En constatant que tout le monde semblait être au courant sauf lui, Ron sentit une colère sourde monter en lui.
- Ça vous amuse de toujours me laisser de côté ? cracha-t-il.
- Ron, on ne cherchait pas à te laisser de côté, tempéra Hermione. On pensait vraiment que tu avais remarqué en même temps que tout le monde.
- Oh bien sûr, parce que tout le monde remarque un livre de chevet ou des séances de révisions ! railla le roux.
Toutes les personnes présentes s'abstinrent de répondre pour éviter que Ron explose dès le premier jour du retour à Poudlard. Son tempérament colérique était au moins aussi connu que les tendances autoritaires d'Hermione dès qu'il s'agissait de révisions. Mais si la sorcière aux cheveux bouclés s'était calmée depuis que Neville et Harry l'accompagnaient à la bibliothèque, Ron avait évolué de la façon opposée.
Toutefois, et même en voulant éviter une explosion, Harry avait conscience que ne pas répondre à une telle provocation n'était pas dans les habitudes des Griffondors, et que les choses risquaient de dégénérer en un clin d'oeil s'il n'intervenait pas. Il ravala la réplique cinglante qui lui brûlait les lèvres, et se força à sourire le plus aimablement possible avant de changer de sujet.
- À propos de livre, qu'est-ce que vous avez tous reçus comme cadeaux de Noël ?
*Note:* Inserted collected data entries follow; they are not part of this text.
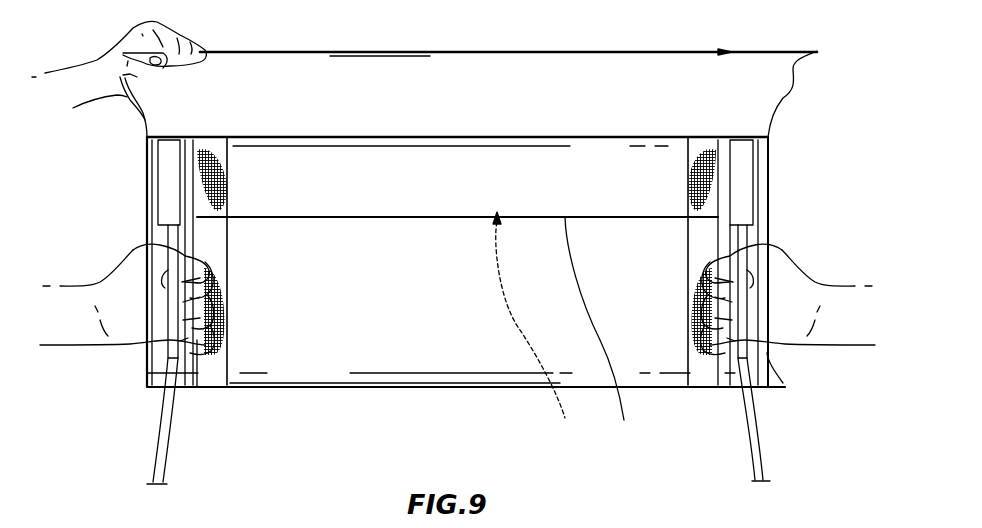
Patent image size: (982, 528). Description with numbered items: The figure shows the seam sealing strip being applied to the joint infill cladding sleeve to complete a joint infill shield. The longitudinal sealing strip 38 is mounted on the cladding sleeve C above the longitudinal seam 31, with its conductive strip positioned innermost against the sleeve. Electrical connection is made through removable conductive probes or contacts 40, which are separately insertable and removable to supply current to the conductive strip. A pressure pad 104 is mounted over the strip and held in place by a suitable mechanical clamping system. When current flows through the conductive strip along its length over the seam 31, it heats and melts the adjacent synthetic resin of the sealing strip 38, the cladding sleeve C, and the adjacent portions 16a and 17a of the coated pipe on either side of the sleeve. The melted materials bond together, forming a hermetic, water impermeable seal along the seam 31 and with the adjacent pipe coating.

The pressure pad 104 is at (620, 52).
The portion of coated portion 16a is at (165, 185).
The portion of coated portion 17a is at (753, 183).
The removable conductive probes or contacts 40 is at (170, 241).
The longitudinal seam 31 is at (534, 331).
The seam sealing strip 38 is at (600, 334).
The cladding sleeve C is at (445, 400).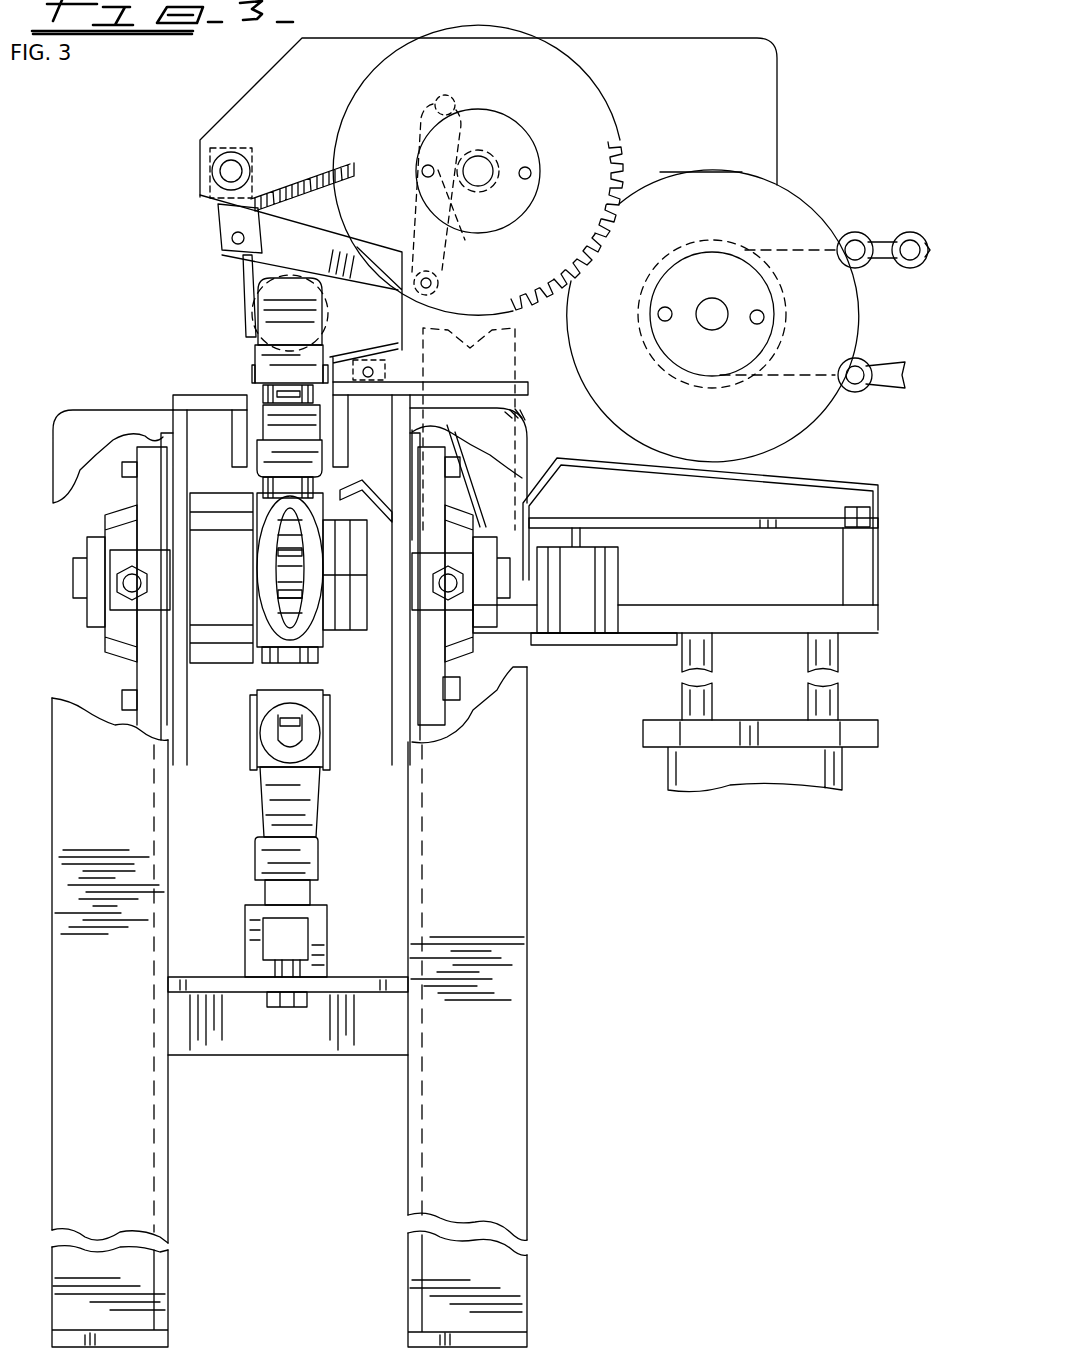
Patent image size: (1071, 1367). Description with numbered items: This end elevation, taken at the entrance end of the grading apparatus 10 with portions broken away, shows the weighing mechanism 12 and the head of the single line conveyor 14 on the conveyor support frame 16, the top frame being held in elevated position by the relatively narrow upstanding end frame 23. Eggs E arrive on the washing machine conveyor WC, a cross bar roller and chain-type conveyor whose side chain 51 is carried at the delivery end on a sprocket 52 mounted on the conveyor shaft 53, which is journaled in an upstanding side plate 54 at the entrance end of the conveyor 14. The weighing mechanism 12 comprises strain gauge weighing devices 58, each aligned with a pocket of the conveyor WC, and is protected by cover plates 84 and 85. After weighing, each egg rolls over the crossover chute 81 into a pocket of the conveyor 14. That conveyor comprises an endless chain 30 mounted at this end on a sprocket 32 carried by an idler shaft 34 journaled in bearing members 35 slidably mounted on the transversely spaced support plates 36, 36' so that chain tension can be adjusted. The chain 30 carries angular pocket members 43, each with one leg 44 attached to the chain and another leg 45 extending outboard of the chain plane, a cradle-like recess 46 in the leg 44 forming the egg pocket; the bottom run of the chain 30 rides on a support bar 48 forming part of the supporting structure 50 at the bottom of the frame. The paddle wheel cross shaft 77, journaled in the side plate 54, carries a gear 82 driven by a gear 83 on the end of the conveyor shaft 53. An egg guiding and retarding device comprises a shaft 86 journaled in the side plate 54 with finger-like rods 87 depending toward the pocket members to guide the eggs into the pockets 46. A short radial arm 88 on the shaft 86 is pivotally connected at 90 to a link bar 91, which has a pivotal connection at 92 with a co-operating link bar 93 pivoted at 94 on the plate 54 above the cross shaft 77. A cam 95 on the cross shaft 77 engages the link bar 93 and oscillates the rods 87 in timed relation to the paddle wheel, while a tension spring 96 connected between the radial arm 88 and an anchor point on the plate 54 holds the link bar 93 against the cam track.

The grading apparatus 10 is at (150, 385).
The weighing mechanism 12 is at (545, 652).
The single line conveyor 14 is at (246, 365).
The conveyor support frame 16 is at (530, 906).
The end frame 23 is at (526, 1004).
The endless chain 30 is at (264, 486).
The sprocket 32 is at (285, 600).
The idler shaft 34 is at (354, 620).
The bearing members 35 is at (122, 520).
The support plate 36 is at (198, 666).
The support plate 36' is at (460, 586).
The pocket members 43 is at (330, 733).
The leg 44 is at (262, 580).
The leg 45 is at (250, 676).
The cradle-like recess 46 is at (270, 566).
The support bar 48 is at (310, 893).
The supporting structure 50 is at (318, 928).
The side chain 51 is at (805, 312).
The sprocket 52 is at (792, 295).
The conveyor shaft 53 is at (714, 311).
The side plate 54 is at (712, 48).
The strain gauge weighing devices 58 is at (690, 530).
The cross shaft 77 is at (488, 163).
The crossover chute 81 is at (378, 343).
The gear 82 is at (556, 78).
The gear 83 is at (723, 180).
The cover plate 84 is at (770, 480).
The cover plate 85 is at (362, 490).
The shaft 86 is at (220, 172).
The rods 87 is at (240, 292).
The radial arm 88 is at (220, 232).
The pivotal connection 90 is at (235, 244).
The link bar 91 is at (302, 262).
The pivotal connection 92 is at (439, 284).
The link bar 93 is at (465, 243).
The pivot 94 is at (437, 98).
The cam 95 is at (494, 152).
The tension spring 96 is at (316, 165).
The eggs E is at (322, 303).
The washing machine conveyor WC is at (910, 222).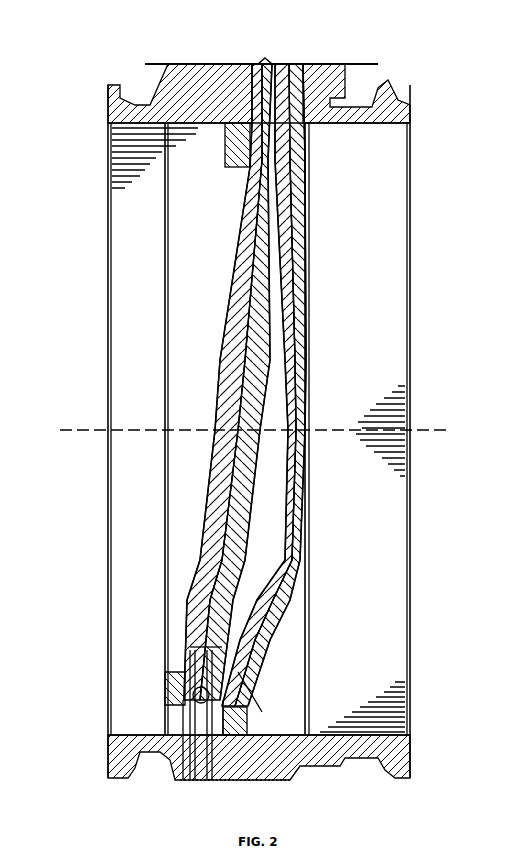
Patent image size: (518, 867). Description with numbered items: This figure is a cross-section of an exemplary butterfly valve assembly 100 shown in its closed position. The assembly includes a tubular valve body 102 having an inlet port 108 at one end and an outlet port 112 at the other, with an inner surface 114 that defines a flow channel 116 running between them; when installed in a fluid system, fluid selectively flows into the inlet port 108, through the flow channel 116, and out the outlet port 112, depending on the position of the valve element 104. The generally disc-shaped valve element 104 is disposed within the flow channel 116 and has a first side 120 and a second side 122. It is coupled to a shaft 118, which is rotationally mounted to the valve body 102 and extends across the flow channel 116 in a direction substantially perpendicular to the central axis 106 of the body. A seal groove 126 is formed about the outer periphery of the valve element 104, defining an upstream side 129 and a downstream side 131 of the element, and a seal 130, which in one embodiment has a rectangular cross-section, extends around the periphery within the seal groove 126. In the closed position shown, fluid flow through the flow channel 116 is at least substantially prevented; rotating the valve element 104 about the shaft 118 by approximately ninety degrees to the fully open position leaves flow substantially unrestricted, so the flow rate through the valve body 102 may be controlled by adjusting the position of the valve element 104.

The butterfly valve assembly 100 is at (420, 43).
The valve body 102 is at (396, 129).
The valve element 104 is at (258, 580).
The central axis 106 is at (447, 430).
The inlet port 108 is at (410, 333).
The outlet port 112 is at (106, 340).
The inner surface 114 is at (383, 178).
The flow channel 116 is at (405, 556).
The shaft 118 is at (267, 66).
The first side 120 is at (300, 330).
The second side 122 is at (240, 235).
The seal groove 126 is at (248, 678).
The upstream side 129 is at (245, 745).
The seal 130 is at (238, 126).
The downstream side 131 is at (192, 776).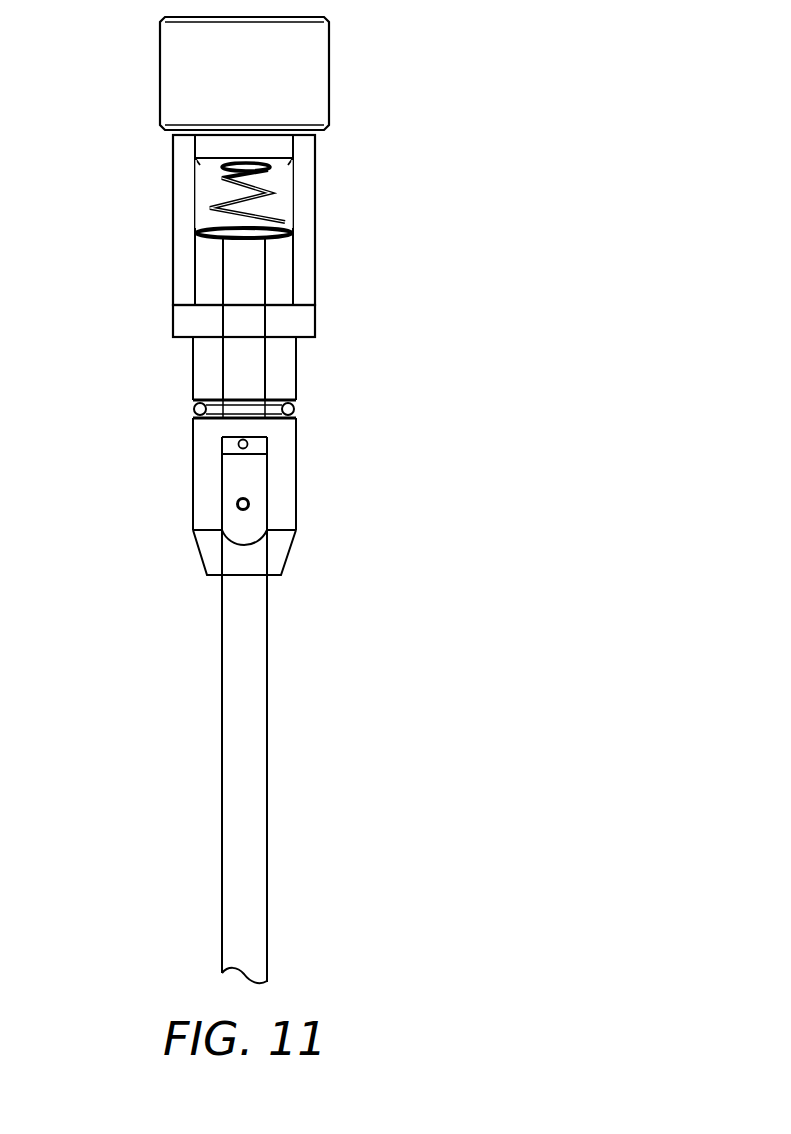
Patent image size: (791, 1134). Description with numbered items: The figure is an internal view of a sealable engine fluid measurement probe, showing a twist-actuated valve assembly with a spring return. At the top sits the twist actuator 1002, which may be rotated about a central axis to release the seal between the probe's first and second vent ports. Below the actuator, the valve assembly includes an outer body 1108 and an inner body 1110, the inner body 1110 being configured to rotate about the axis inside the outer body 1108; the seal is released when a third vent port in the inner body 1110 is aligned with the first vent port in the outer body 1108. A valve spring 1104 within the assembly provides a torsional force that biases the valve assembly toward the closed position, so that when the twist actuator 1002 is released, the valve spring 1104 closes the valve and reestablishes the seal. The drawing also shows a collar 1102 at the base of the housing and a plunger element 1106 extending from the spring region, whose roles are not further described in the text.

The twist actuator 1002 is at (330, 57).
The collar 1102 is at (315, 322).
The valve spring 1104 is at (288, 222).
The plunger 1106 is at (267, 283).
The outer body 1108 is at (173, 222).
The inner body 1110 is at (198, 166).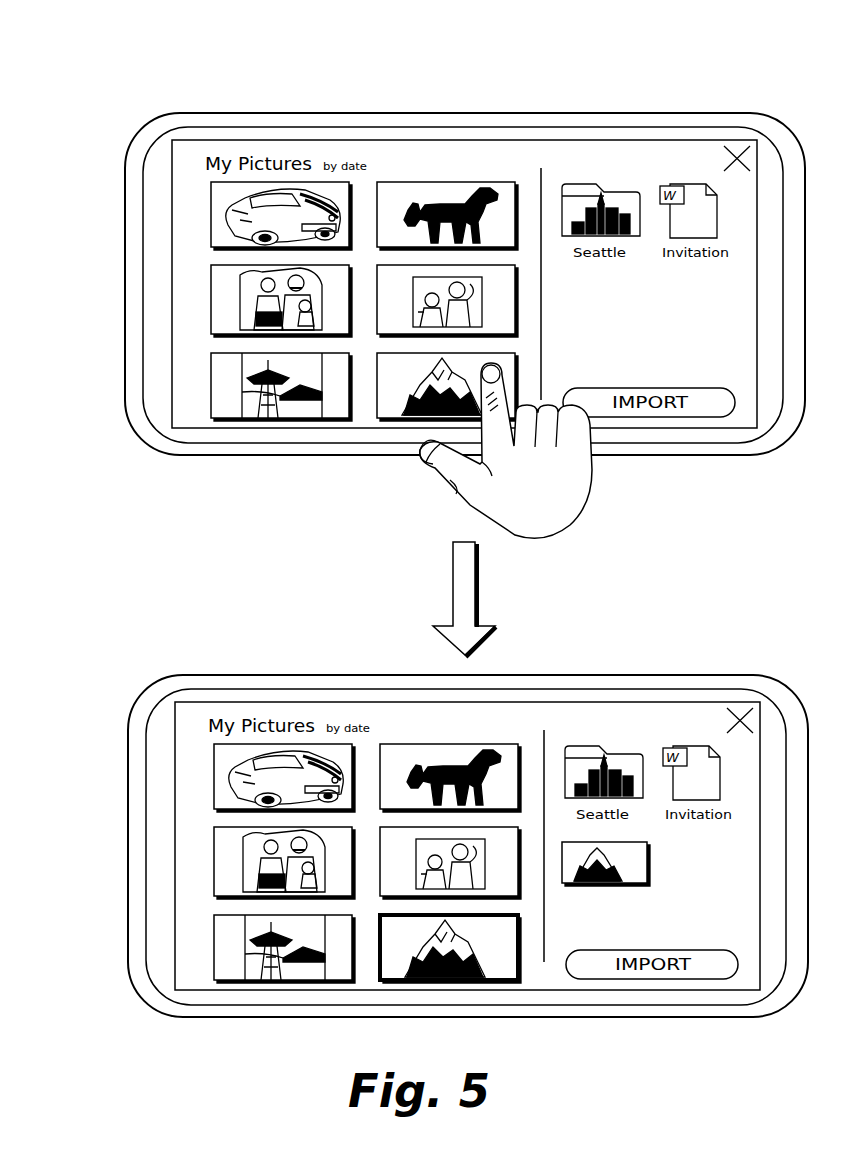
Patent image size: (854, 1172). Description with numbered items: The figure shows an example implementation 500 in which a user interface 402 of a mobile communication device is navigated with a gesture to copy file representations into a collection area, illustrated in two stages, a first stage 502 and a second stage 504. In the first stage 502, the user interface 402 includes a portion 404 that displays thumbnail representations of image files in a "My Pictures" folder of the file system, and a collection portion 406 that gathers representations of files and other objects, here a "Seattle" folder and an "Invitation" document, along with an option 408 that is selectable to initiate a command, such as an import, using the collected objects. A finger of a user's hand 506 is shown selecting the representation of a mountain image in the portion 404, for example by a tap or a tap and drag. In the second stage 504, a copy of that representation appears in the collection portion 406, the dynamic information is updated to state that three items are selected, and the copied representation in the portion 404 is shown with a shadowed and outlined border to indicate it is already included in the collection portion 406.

- Ma grand-mère m'a offert un manuel sur le maniement de l'épée, grimaça Neville. Je ne sais pas comment lui dire que même si c'est une tradition dans ma famille, j'ai plus de chances de me blesser tout seul que de toucher mon adversaire...
Un éclat de rire général accueillit sa déclaration, et Harry le remercia d'un clin d'oeil. Son ami venait de désamorcer avec succès une situation de crise que le héros de Griffondor n'avait absolument pas envie de gérer au retour des vacances. Et à voir les réactions discrètes d'Hermione, celle-ci était tout aussi agacée que les deux bruns par le comportement infantile et capricieux de Ron. Visiblement, agir de façon plus mature ne faisait pas partie de sa liste de résolutions pour la nouvelle année.